First, we use AMD's opencl profiler to analyze the program performance (it won't be available, click View-other Windows-app profiler ..., Then we can see ...).
Next we will analyze the memory operations in our kernel code:
The first is the initialization of shared memory. We know that shared memory is a local memory, which is shared by all threads or work items in a workgroup. In amd hardware systems, local memory is LDS, which is usually 32 KB and is divided into 32 banks and DWORD byte addresses. Each bank has 512 items, we can use the function to obtain the number of local memory instances in our system:
Cl_ulong devicelocalmemsize;
Clgetdeviceinfo (device,
Cl_device_local_mem_size,
Sizeof (cl_ulong ),
& Devicelocalmemsize,
Null );
For each bank, there can be only one read/write request. If both threads read and write bank1, that must be accessed in serial mode, which is called Bank conflict.
The code used to initialize local memory in kernel is as follows:
// Initialize the shared memory
For (INT I = 0; I <bin_size; ++ I)
Sharedarray [localid * bin_size + I] = 0;
At the same time, thread0 access address 0 (bank1), thread1, access address 256, also in bank1 ,..., In this way, there are a lot of bank conflit, reducing program performance.
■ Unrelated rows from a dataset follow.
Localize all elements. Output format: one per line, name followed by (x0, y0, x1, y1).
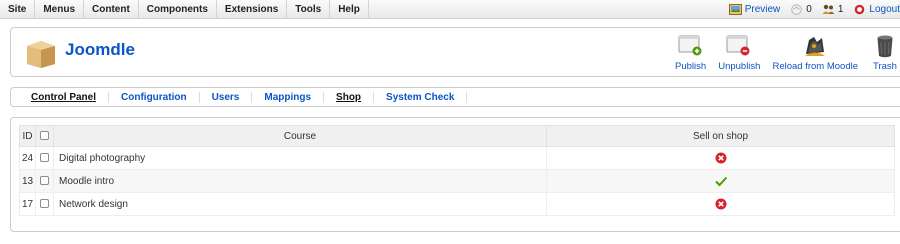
menu-extensions[interactable]: Extensions (217, 0, 288, 19)
messages-count: 0 (806, 4, 812, 15)
sell-on-shop-cell (546, 169, 895, 193)
reload-label: Reload from Moodle (772, 61, 858, 72)
main-menu: Site Menus Content Components Extensions… (0, 0, 369, 19)
row-checkbox[interactable] (40, 176, 49, 186)
unpublish-button[interactable]: Unpublish (718, 34, 760, 74)
select-all-checkbox[interactable] (40, 131, 49, 141)
unpublish-label: Unpublish (718, 61, 761, 72)
submenu-configuration[interactable]: Configuration (109, 91, 200, 103)
row-checkbox-cell (35, 169, 54, 193)
row-course-name: Digital photography (53, 146, 547, 170)
content-panel: ID Course Sell on shop 24 Digital photog… (10, 117, 900, 232)
submenu-shop[interactable]: Shop (324, 91, 375, 103)
component-submenu: Control Panel Configuration Users Mappin… (10, 87, 900, 107)
table-row: 24 Digital photography (19, 146, 895, 170)
sell-on-shop-cell (546, 146, 895, 170)
row-id: 13 (19, 169, 36, 193)
menu-menus[interactable]: Menus (35, 0, 85, 19)
top-menu-bar: Site Menus Content Components Extensions… (0, 0, 900, 19)
menu-components[interactable]: Components (139, 0, 217, 19)
menu-content[interactable]: Content (84, 0, 139, 19)
not-on-sale-icon[interactable] (715, 198, 727, 210)
column-header-select-all (35, 125, 54, 147)
row-checkbox-cell (35, 192, 54, 216)
preview-link[interactable]: Preview (728, 4, 781, 15)
menu-help[interactable]: Help (330, 0, 369, 19)
logout-label: Logout (869, 4, 900, 15)
trash-icon (870, 34, 900, 58)
preview-icon (728, 4, 742, 15)
status-area: Preview 0 1 Logout (719, 0, 900, 19)
row-checkbox[interactable] (40, 153, 49, 163)
logout-link[interactable]: Logout (853, 4, 900, 15)
on-sale-check-icon[interactable] (714, 175, 727, 187)
submenu-system-check[interactable]: System Check (374, 91, 468, 103)
table-row: 13 Moodle intro (19, 169, 895, 193)
row-course-name: Moodle intro (53, 169, 547, 193)
users-icon (822, 4, 835, 14)
users-indicator[interactable]: 1 (822, 4, 844, 15)
table-row: 17 Network design (19, 192, 895, 216)
column-header-sell-on-shop[interactable]: Sell on shop (546, 125, 895, 147)
row-checkbox-cell (35, 146, 54, 170)
trash-button[interactable]: Trash (870, 34, 900, 74)
menu-site[interactable]: Site (0, 0, 36, 19)
publish-button[interactable]: Publish (675, 34, 706, 74)
row-id: 24 (19, 146, 36, 170)
publish-icon (676, 34, 706, 58)
preview-label: Preview (744, 4, 781, 15)
row-id: 17 (19, 192, 36, 216)
joomdle-box-icon (27, 41, 55, 68)
submenu-users[interactable]: Users (200, 91, 253, 103)
publish-label: Publish (675, 61, 707, 72)
submenu-mappings[interactable]: Mappings (252, 91, 325, 103)
reload-from-moodle-button[interactable]: Reload from Moodle (772, 34, 858, 74)
users-count: 1 (837, 4, 844, 15)
column-header-course[interactable]: Course (53, 125, 547, 147)
toolbar: Publish Unpublish Reload from Moodle Tra… (663, 34, 900, 74)
messages-indicator[interactable]: 0 (790, 4, 812, 15)
reload-icon (800, 34, 830, 58)
menu-tools[interactable]: Tools (287, 0, 331, 19)
not-on-sale-icon[interactable] (715, 152, 727, 164)
submenu-control-panel[interactable]: Control Panel (11, 91, 110, 103)
column-header-id[interactable]: ID (19, 125, 36, 147)
sell-on-shop-cell (546, 192, 895, 216)
page-title: Joomdle (65, 40, 135, 59)
logout-icon (855, 4, 865, 15)
row-course-name: Network design (53, 192, 547, 216)
table-header-row: ID Course Sell on shop (19, 125, 895, 147)
row-checkbox[interactable] (40, 199, 49, 209)
trash-label: Trash (873, 61, 897, 72)
header-panel: Joomdle Publish Unpublish Reload from Mo… (10, 27, 900, 77)
courses-table: ID Course Sell on shop 24 Digital photog… (19, 125, 895, 216)
messages-icon (791, 4, 803, 15)
unpublish-icon (724, 34, 754, 58)
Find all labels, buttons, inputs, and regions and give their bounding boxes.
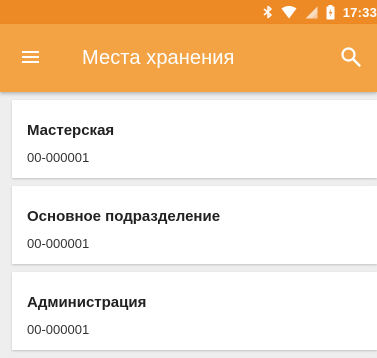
page-title: Места хранения [82, 47, 235, 69]
location-name: Администрация [27, 294, 147, 311]
app-bar: Места хранения [0, 24, 377, 92]
list-item[interactable]: Мастерская 00-000001 [12, 100, 377, 178]
bluetooth-icon [263, 5, 273, 19]
battery-icon [326, 4, 335, 20]
location-name: Основное подразделение [27, 208, 221, 225]
list-item[interactable]: Основное подразделение 00-000001 [12, 186, 377, 264]
storage-location-list: Мастерская 00-000001 Основное подразделе… [12, 100, 377, 358]
no-sim-icon [305, 6, 318, 19]
list-item[interactable]: Администрация 00-000001 [12, 272, 377, 350]
location-code: 00-000001 [27, 150, 90, 165]
status-time: 17:33 [342, 4, 377, 20]
status-icons: 17:33 [263, 0, 377, 24]
wifi-icon [281, 5, 297, 19]
location-code: 00-000001 [27, 322, 90, 337]
location-name: Мастерская [27, 122, 115, 139]
hamburger-menu-icon[interactable] [20, 46, 42, 68]
location-code: 00-000001 [27, 236, 90, 251]
search-icon[interactable] [339, 45, 363, 69]
status-bar: 17:33 [0, 0, 377, 24]
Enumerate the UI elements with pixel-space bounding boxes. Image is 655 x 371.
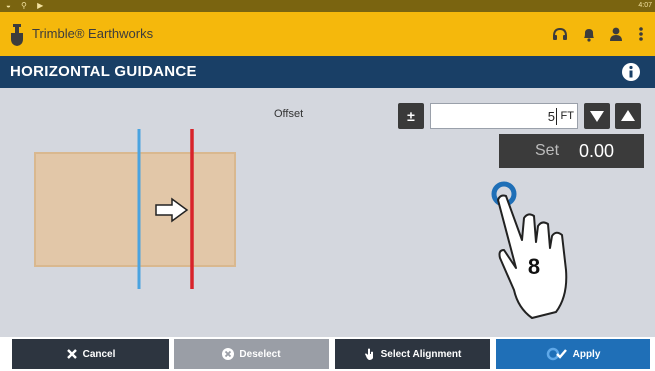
apply-button[interactable]: Apply bbox=[496, 339, 650, 369]
text-cursor bbox=[556, 108, 557, 125]
page-title: HORIZONTAL GUIDANCE bbox=[10, 63, 197, 80]
app-bar: Trimble® Earthworks bbox=[0, 12, 655, 56]
status-icons: ◒ ⚲ ▶ bbox=[6, 1, 48, 10]
cancel-label: Cancel bbox=[82, 348, 116, 360]
offset-input[interactable]: 5 FT bbox=[430, 103, 578, 129]
offset-value: 5 bbox=[547, 109, 555, 124]
triangle-down-icon bbox=[590, 111, 604, 122]
bell-icon[interactable] bbox=[580, 25, 598, 43]
guidance-panel: Offset ± 5 FT Set 0.00 8 bbox=[0, 88, 655, 337]
headset-icon[interactable] bbox=[551, 25, 569, 43]
select-alignment-button[interactable]: Select Alignment bbox=[335, 339, 490, 369]
decrement-button[interactable] bbox=[584, 103, 610, 129]
shovel-icon bbox=[11, 24, 23, 46]
info-icon[interactable] bbox=[621, 62, 641, 82]
deselect-label: Deselect bbox=[239, 348, 281, 360]
action-bar: Cancel Deselect Select Alignment Apply bbox=[0, 337, 655, 371]
tap-hand-icon: 8 bbox=[491, 181, 568, 319]
check-icon bbox=[546, 347, 567, 361]
offset-unit: FT bbox=[560, 110, 574, 122]
set-label: Set bbox=[535, 142, 560, 159]
set-value: 0.00 bbox=[579, 141, 615, 161]
page-header: HORIZONTAL GUIDANCE bbox=[0, 56, 655, 88]
app-title: Trimble® Earthworks bbox=[32, 26, 154, 41]
increment-button[interactable] bbox=[615, 103, 641, 129]
status-time: 4:07 bbox=[638, 2, 652, 9]
plus-minus-button[interactable]: ± bbox=[398, 103, 424, 129]
hand-pointer-icon bbox=[364, 348, 373, 360]
step-number: 8 bbox=[528, 254, 540, 279]
work-area-rect bbox=[34, 152, 236, 267]
set-button[interactable]: Set 0.00 bbox=[499, 134, 644, 168]
offset-diagram bbox=[34, 129, 236, 289]
plus-minus-label: ± bbox=[407, 108, 415, 124]
clear-circle-icon bbox=[222, 348, 235, 360]
status-bar: ◒ ⚲ ▶ 4:07 bbox=[0, 0, 655, 12]
more-vert-icon[interactable] bbox=[636, 25, 646, 43]
deselect-button[interactable]: Deselect bbox=[174, 339, 329, 369]
select-alignment-label: Select Alignment bbox=[380, 348, 462, 360]
apply-label: Apply bbox=[572, 348, 601, 360]
triangle-up-icon bbox=[621, 110, 635, 121]
close-icon bbox=[66, 349, 77, 359]
cancel-button[interactable]: Cancel bbox=[12, 339, 169, 369]
offset-label: Offset bbox=[274, 108, 304, 120]
user-icon[interactable] bbox=[607, 25, 625, 43]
From profiler, we can see that the LDs bank conflit is 13.98, which has a very high proportion. Therefore, the number of threads running at the same time is relatively small, only the total wave (64 threads for each wave) 12% of (I used to default the swap memory allocation to 0, so we can save the code, but in fact the allocated memory is a random value ...).
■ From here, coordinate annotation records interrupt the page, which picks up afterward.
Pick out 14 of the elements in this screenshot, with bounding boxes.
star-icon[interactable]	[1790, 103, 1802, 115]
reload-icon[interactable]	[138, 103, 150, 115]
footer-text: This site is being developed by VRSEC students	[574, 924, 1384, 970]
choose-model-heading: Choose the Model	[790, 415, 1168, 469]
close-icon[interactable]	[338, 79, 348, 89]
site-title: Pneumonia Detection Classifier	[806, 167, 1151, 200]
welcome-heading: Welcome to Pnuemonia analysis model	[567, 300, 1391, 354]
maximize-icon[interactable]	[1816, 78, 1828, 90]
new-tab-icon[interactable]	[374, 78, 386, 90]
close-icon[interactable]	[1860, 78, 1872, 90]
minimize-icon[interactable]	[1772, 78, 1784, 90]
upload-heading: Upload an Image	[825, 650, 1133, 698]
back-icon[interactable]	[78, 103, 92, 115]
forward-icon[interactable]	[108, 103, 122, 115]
The code for the second memory operation is:
// Calculate the thread Histogram
For (INT I = 0; I <bin_size; ++ I)
{
Uint value = (uint) data [groupid * groupsize * bin_size + I * groupsize + localid];
Sharedarray [localid * bin_size + value] ++;
}
There are also global memory operations. For global memory access, thread0 accesses the memory of I = 0 at the same time.
, Thread1 accesses adjacent memory units ..., This means that the access to global memory will adopt the coalencing method, that is, a memory request returns 16 Dwords, that is, a request satisfies 16 threads, and improves memory utilization. In this case, the write to lDs is random and determined based on the value. It cannot be controlled...
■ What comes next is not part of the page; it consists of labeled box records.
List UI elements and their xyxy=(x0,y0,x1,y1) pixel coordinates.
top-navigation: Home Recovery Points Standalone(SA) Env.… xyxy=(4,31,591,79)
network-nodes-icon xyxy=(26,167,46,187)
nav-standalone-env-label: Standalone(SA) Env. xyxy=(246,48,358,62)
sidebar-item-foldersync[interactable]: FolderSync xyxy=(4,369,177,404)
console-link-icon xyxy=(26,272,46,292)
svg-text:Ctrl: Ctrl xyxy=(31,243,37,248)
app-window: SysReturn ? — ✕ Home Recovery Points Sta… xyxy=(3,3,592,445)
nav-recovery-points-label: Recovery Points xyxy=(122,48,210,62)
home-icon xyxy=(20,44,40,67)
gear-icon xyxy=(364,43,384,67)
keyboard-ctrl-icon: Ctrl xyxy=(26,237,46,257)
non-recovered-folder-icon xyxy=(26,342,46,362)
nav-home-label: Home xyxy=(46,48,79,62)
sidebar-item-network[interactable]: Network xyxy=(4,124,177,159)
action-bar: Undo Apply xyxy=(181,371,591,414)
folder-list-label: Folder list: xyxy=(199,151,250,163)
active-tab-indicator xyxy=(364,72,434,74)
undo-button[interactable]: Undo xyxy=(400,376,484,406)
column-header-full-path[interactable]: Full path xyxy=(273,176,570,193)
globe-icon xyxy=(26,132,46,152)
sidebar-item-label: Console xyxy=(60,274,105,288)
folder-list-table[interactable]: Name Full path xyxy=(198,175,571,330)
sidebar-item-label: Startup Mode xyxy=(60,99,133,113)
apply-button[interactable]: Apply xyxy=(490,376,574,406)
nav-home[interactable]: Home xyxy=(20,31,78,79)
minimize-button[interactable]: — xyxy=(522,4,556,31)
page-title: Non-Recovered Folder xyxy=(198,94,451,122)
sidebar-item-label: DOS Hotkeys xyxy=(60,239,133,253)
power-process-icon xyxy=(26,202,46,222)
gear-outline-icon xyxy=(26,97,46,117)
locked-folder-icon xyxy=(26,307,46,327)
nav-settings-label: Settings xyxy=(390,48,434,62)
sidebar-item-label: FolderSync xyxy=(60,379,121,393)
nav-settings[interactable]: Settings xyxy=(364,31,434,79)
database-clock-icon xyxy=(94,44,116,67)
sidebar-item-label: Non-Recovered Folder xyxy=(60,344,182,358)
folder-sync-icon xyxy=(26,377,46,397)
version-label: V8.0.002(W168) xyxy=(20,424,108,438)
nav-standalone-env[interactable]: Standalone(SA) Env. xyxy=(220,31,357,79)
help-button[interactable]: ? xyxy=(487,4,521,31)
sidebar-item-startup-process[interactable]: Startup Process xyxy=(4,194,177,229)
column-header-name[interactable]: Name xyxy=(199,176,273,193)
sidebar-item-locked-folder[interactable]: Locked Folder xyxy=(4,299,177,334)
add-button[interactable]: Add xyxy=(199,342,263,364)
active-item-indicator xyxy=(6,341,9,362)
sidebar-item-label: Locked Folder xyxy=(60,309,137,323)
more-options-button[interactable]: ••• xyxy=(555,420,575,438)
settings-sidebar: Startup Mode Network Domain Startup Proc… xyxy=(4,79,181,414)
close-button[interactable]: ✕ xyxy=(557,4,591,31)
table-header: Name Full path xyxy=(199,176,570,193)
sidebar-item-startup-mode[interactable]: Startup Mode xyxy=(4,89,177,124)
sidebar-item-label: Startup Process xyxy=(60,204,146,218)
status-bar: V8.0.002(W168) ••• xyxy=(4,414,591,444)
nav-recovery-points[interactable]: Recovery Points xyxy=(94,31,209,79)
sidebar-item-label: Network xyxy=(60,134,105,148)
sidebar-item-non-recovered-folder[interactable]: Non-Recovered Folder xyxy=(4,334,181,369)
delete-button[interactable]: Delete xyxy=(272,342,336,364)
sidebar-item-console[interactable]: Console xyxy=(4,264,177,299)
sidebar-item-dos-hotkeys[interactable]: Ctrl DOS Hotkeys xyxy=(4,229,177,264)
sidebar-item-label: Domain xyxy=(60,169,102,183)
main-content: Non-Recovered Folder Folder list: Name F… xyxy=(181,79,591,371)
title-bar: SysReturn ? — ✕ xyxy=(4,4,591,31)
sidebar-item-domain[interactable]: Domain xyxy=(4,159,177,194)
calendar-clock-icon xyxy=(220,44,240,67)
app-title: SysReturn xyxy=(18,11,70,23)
The last piece of memory read/write code:
// Merge the histograms of all threads in the workgroup to generate the workgroup histogram.
For (INT I = 0; I <bin_size/groupsize; ++ I)
{
Uint bincount = 0;
For (Int J = 0; j <groupsize; ++ J)
Bincount + = sharedarray [J * bin_size + I * groupsize + localid];
Binresult [groupid * bin_size + I * groupsize + localid] = bincount;
}
The read and write operations of LDs are as follows. At this time, each thread Accesses Different banks, because amd lDs accesses are in 32 units. In fact, this Code does not have bank conflit.